Питер замер, пораженный мыслью.

— Не могу поверить, что мне раньше не пришло в голову.

— Не пришло в голову что?

— Идея о пастушке. Иисус — это Пастырь Добрый. Может быть, Пуссен — или, по крайней мере, Синклер — указывали на Пастушку Добрую?

— Да! — воскликнула Морин немного громче, чем следовало, в восторге от этой идеи. — Может быть, Пуссен показывал нам Марию Магдалину как Пастушку, как главу паствы. Главу своей собственной церкви!

Питер отпрянул.

— Послушай, я такого не говорил…

— Ты и не должен был. Но посмотри, на надгробии в картине есть латинская надпись.

— «Et in Arcadia ego», — вслух прочитал Питер. — М-да. Непонятно.

— Как это переводится?

— Это не переводится. Это грамматическая белиберда.

— А твои предположения?

— Это либо очень плохая латынь, либо какой-то шифр. Буквальный перевод звучит как незаконченная фраза, приблизительно «И я в Аркадии». Это действительно ничего не значит.
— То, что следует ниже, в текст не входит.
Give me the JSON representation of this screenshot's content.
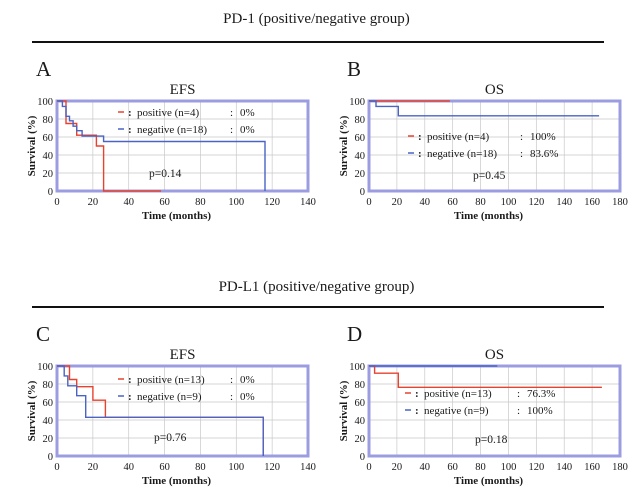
{
  "sections": [
    {
      "title": "PD-1 (positive/negative group)"
    },
    {
      "title": "PD-L1 (positive/negative group)"
    }
  ],
  "colors": {
    "positive": "#e8422f",
    "negative": "#4a63c4",
    "frame": "#9c9ce0",
    "grid": "#c8c8c8"
  },
  "chart_data": [
    {
      "id": "A",
      "type": "line",
      "title": "EFS",
      "xlabel": "Time (months)",
      "ylabel": "Survival (%)",
      "xlim": [
        0,
        140
      ],
      "ylim": [
        0,
        100
      ],
      "xticks": [
        "0",
        "20",
        "40",
        "60",
        "80",
        "100",
        "120",
        "140"
      ],
      "yticks": [
        "0",
        "20",
        "40",
        "60",
        "80",
        "100"
      ],
      "pvalue": "p=0.14",
      "series": [
        {
          "name": "positive (n=4)",
          "stat": "0%",
          "color": "#e8422f",
          "x": [
            0,
            5,
            5,
            11,
            11,
            22,
            22,
            26,
            26,
            58
          ],
          "y": [
            100,
            100,
            75,
            75,
            62,
            62,
            50,
            50,
            0,
            0
          ]
        },
        {
          "name": "negative (n=18)",
          "stat": "0%",
          "color": "#4a63c4",
          "x": [
            0,
            3,
            3,
            5,
            5,
            7,
            7,
            9,
            9,
            11,
            11,
            14,
            14,
            26,
            26,
            116,
            116
          ],
          "y": [
            100,
            100,
            94,
            94,
            83,
            83,
            78,
            78,
            72,
            72,
            67,
            67,
            61,
            61,
            55,
            55,
            0
          ]
        }
      ]
    },
    {
      "id": "B",
      "type": "line",
      "title": "OS",
      "xlabel": "Time (months)",
      "ylabel": "Survival (%)",
      "xlim": [
        0,
        180
      ],
      "ylim": [
        0,
        100
      ],
      "xticks": [
        "0",
        "20",
        "40",
        "60",
        "80",
        "100",
        "120",
        "140",
        "160",
        "180"
      ],
      "yticks": [
        "0",
        "20",
        "40",
        "60",
        "80",
        "100"
      ],
      "pvalue": "p=0.45",
      "series": [
        {
          "name": "positive (n=4)",
          "stat": "100%",
          "color": "#e8422f",
          "x": [
            0,
            58
          ],
          "y": [
            100,
            100
          ]
        },
        {
          "name": "negative (n=18)",
          "stat": "83.6%",
          "color": "#4a63c4",
          "x": [
            0,
            5,
            5,
            21,
            21,
            165
          ],
          "y": [
            100,
            100,
            94,
            94,
            83.6,
            83.6
          ]
        }
      ]
    },
    {
      "id": "C",
      "type": "line",
      "title": "EFS",
      "xlabel": "Time (months)",
      "ylabel": "Survival (%)",
      "xlim": [
        0,
        140
      ],
      "ylim": [
        0,
        100
      ],
      "xticks": [
        "0",
        "20",
        "40",
        "60",
        "80",
        "100",
        "120",
        "140"
      ],
      "yticks": [
        "0",
        "20",
        "40",
        "60",
        "80",
        "100"
      ],
      "pvalue": "p=0.76",
      "series": [
        {
          "name": "positive (n=13)",
          "stat": "0%",
          "color": "#e8422f",
          "x": [
            0,
            7,
            7,
            11,
            11,
            20,
            20,
            27,
            27,
            115,
            115
          ],
          "y": [
            100,
            100,
            85,
            85,
            77,
            77,
            62,
            62,
            43,
            43,
            0
          ]
        },
        {
          "name": "negative (n=9)",
          "stat": "0%",
          "color": "#4a63c4",
          "x": [
            0,
            4,
            4,
            6,
            6,
            11,
            11,
            16,
            16,
            115,
            115
          ],
          "y": [
            100,
            100,
            89,
            89,
            78,
            78,
            67,
            67,
            43,
            43,
            0
          ]
        }
      ]
    },
    {
      "id": "D",
      "type": "line",
      "title": "OS",
      "xlabel": "Time (months)",
      "ylabel": "Survival (%)",
      "xlim": [
        0,
        180
      ],
      "ylim": [
        0,
        100
      ],
      "xticks": [
        "0",
        "20",
        "40",
        "60",
        "80",
        "100",
        "120",
        "140",
        "160",
        "180"
      ],
      "yticks": [
        "0",
        "20",
        "40",
        "60",
        "80",
        "100"
      ],
      "pvalue": "p=0.18",
      "series": [
        {
          "name": "positive (n=13)",
          "stat": "76.3%",
          "color": "#e8422f",
          "x": [
            0,
            4,
            4,
            21,
            21,
            167
          ],
          "y": [
            100,
            100,
            92,
            92,
            76.3,
            76.3
          ]
        },
        {
          "name": "negative (n=9)",
          "stat": "100%",
          "color": "#4a63c4",
          "x": [
            0,
            92
          ],
          "y": [
            100,
            100
          ]
        }
      ]
    }
  ]
}
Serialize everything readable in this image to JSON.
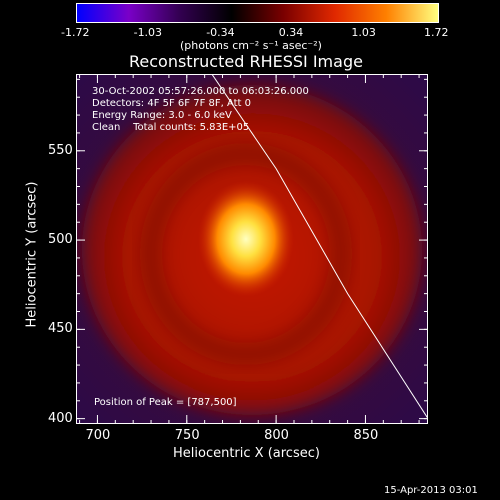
{
  "colorbar": {
    "ticks": [
      "-1.72",
      "-1.03",
      "-0.34",
      "0.34",
      "1.03",
      "1.72"
    ],
    "units": "(photons cm⁻² s⁻¹ asec⁻²)",
    "colors": [
      "#0000ff",
      "#7a00c8",
      "#320050",
      "#000000",
      "#7a0000",
      "#e02800",
      "#ff8000",
      "#ffff80"
    ]
  },
  "chart_data": {
    "type": "heatmap",
    "title": "Reconstructed RHESSI Image",
    "xlabel": "Heliocentric X (arcsec)",
    "ylabel": "Heliocentric Y (arcsec)",
    "xlim": [
      688,
      885
    ],
    "ylim": [
      397,
      593
    ],
    "x_ticks": [
      700,
      750,
      800,
      850
    ],
    "y_ticks": [
      400,
      450,
      500,
      550
    ],
    "peak": [
      787,
      500
    ],
    "annotations": [
      "30-Oct-2002 05:57:26.000 to 06:03:26.000",
      "Detectors: 4F 5F 6F 7F 8F, Att 0",
      "Energy Range: 3.0 - 6.0 keV",
      "Clean    Total counts: 5.83E+05"
    ],
    "peak_label": "Position of Peak = [787,500]",
    "limb_curve": [
      [
        764,
        593
      ],
      [
        800,
        540
      ],
      [
        840,
        470
      ],
      [
        885,
        400
      ]
    ]
  },
  "footer": {
    "timestamp": "15-Apr-2013 03:01"
  }
}
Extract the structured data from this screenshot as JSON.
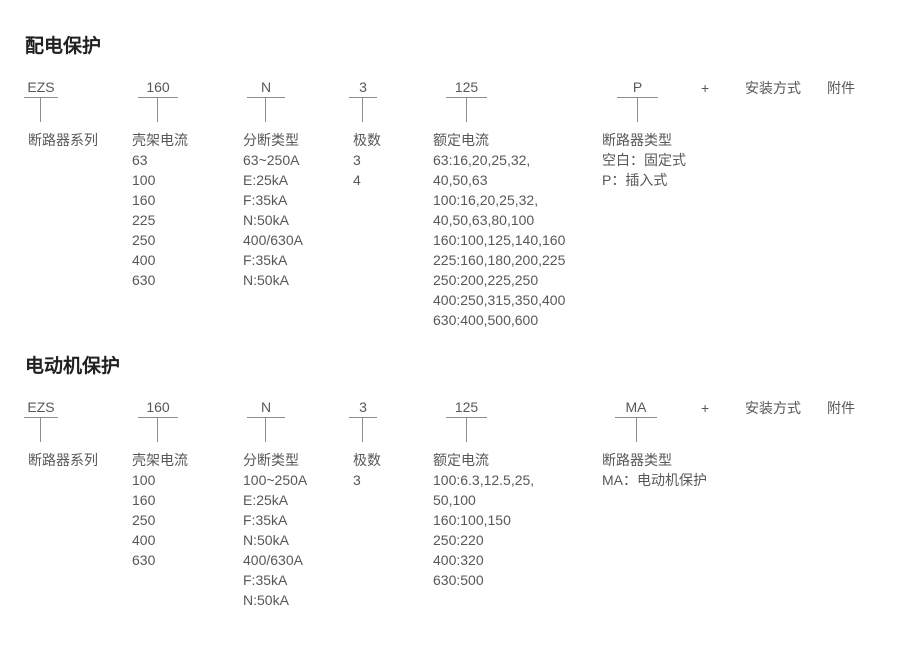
{
  "page": {
    "background": "#ffffff",
    "body_text_color": "#57585a",
    "title_color": "#212121",
    "line_color": "#8c8c8c"
  },
  "sections": [
    {
      "title": "配电保护",
      "codes": [
        "EZS",
        "160",
        "N",
        "3",
        "125",
        "P"
      ],
      "plus": "+",
      "mounting": "安装方式",
      "accessory": "附件",
      "columns": [
        {
          "header": "断路器系列",
          "items": []
        },
        {
          "header": "壳架电流",
          "items": [
            "63",
            "100",
            "160",
            "225",
            "250",
            "400",
            "630"
          ]
        },
        {
          "header": "分断类型",
          "items": [
            "63~250A",
            "E:25kA",
            "F:35kA",
            "N:50kA",
            "400/630A",
            "F:35kA",
            "N:50kA"
          ]
        },
        {
          "header": "极数",
          "items": [
            "3",
            "4"
          ]
        },
        {
          "header": "额定电流",
          "items": [
            "63:16,20,25,32,",
            "40,50,63",
            "100:16,20,25,32,",
            "40,50,63,80,100",
            "160:100,125,140,160",
            "225:160,180,200,225",
            "250:200,225,250",
            "400:250,315,350,400",
            "630:400,500,600"
          ]
        },
        {
          "header": "断路器类型",
          "items": [
            "空白：固定式",
            "P：插入式"
          ]
        }
      ]
    },
    {
      "title": "电动机保护",
      "codes": [
        "EZS",
        "160",
        "N",
        "3",
        "125",
        "MA"
      ],
      "plus": "+",
      "mounting": "安装方式",
      "accessory": "附件",
      "columns": [
        {
          "header": "断路器系列",
          "items": []
        },
        {
          "header": "壳架电流",
          "items": [
            "100",
            "160",
            "250",
            "400",
            "630"
          ]
        },
        {
          "header": "分断类型",
          "items": [
            "100~250A",
            "E:25kA",
            "F:35kA",
            "N:50kA",
            "400/630A",
            "F:35kA",
            "N:50kA"
          ]
        },
        {
          "header": "极数",
          "items": [
            "3"
          ]
        },
        {
          "header": "额定电流",
          "items": [
            "100:6.3,12.5,25,",
            "50,100",
            "160:100,150",
            "250:220",
            "400:320",
            "630:500"
          ]
        },
        {
          "header": "断路器类型",
          "items": [
            "MA：电动机保护"
          ]
        }
      ]
    }
  ]
}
Морин пыталась слушать его, но ее отвлек женский голос, который, разносясь по всему музею, стал настойчиво звать:

— Сандро! Сандро!

Она оглянулась вокруг в поисках источника голоса, прежде чем извиниться перед Питером:

— Извини, эта женщина отвлекает меня.

Голос зазвучал снова, на этот раз громче, раздражая Морин.

— Кто это?

Питер озадаченно посмотрел на нее:

— Ты кого имеешь в виду?

— Эту женщину, которая зовет…

— Сандро! Сандро!

Морин смотрела на Питера, а голос становился все громче. Питер явно его не слышал. Она повернулась, чтобы посмотреть на других туристов и студентов, увлеченно разглядывающих бесценные произведения искусства, висящие на стенах. Очевидно, больше никто не слышал настойчивый призыв, звучащий в Лувре.

— О, Боже. Ты ведь не слышишь его, правда? Никто не слышит, кроме меня.

Питер беспомощно посмотрел на нее:

— Не слышит что?

— Женский голос, который зовет: «Сандро! Сандро!» Идем.

Морин схватила Питера за рукав и потащила в направлении голоса.

— Куда мы идем?

— Мы следуем за голосом. Он идет оттуда.

Они торопливо пошли по музейным коридорам, Морин бросала через плечо извинения, расталкивая многочисленных посетителей. Голос превратился в настойчивый шепот, но все еще вел их в определенном направлении. И она решительно следовала за ним. Они пробежали обратно по крылу Ришелье, игнорируя пристальные взгляды раздраженной музейной охраны, потом спустились вниз на несколько ступенек и прошли по еще одному коридору, мимо знаков, указывающих на крыло Денон.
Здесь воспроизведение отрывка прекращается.